Des récepteurs qui s’adaptent
Pour qu’un récepteur soit apte à comprendre les bruits gaussiens et non gaussiens, il faut qu’il puisse déterminer dans quel environnement il se trouve. Si un appareil reçoit un signal qu’il veut décoder en même temps que le signal d’un autre appareil proche qui génère de l’interférence, alors il traitera cette interférence avec un modèle impulsif pour décoder correctement le signal utile. S’il se trouve dans un environnement dans lequel les appareils sont tous assez éloignés de lui, il analysera l’interférence avec un modèle gaussien.
Pour correctement décoder un message, le récepteur doit adapter sa règle de décision au contexte. Pour cela, Laurent Clavier indique qu’un « récepteur peut être doté de mécanismes lui permettant de calculer la confiance envers les données qu’il reçoit de façon adaptée aux propriétés du bruit. Il est alors en mesure de s’adapter aux bruits gaussiens et impulsifs ». Cette méthode, dont le chercheur se sert pour concevoir des récepteurs, évite à la machine de devoir connaître d’office l’environnement dans lequel elle se trouve.
Actuellement, les industriels se préoccupent très peu de la nature des interférences. Ils sont en revanche intéressés par les moyens disponibles pour les éviter.

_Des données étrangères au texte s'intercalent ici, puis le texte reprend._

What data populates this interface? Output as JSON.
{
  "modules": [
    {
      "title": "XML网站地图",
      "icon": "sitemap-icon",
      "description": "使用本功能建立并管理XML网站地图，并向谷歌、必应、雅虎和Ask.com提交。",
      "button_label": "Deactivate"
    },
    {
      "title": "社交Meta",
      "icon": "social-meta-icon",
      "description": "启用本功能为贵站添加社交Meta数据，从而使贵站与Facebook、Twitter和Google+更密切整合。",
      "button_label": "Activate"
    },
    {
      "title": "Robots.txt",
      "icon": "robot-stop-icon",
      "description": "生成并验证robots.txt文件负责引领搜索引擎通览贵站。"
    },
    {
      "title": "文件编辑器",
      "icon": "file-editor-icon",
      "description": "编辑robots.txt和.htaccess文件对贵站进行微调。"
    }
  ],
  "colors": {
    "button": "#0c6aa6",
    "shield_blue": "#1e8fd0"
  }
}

Autrement dit, ils ne voient pas d’intérêt à remettre en cause le modèle gaussien et à mener des études sur la façon dont se produisent les interférences. Pour Laurent Clavier, ce désintérêt serait temporaire, et « à terme nous nous rendrons compte qu’il sera nécessaire d’utiliser ce type de récepteur dans les appareils, pointe-t-il. À partir de ce moment, les ingénieurs commenceront probablement à incorporer de plus en plus ces dispositifs dans les outils qu’ils développent », espère le chercheur.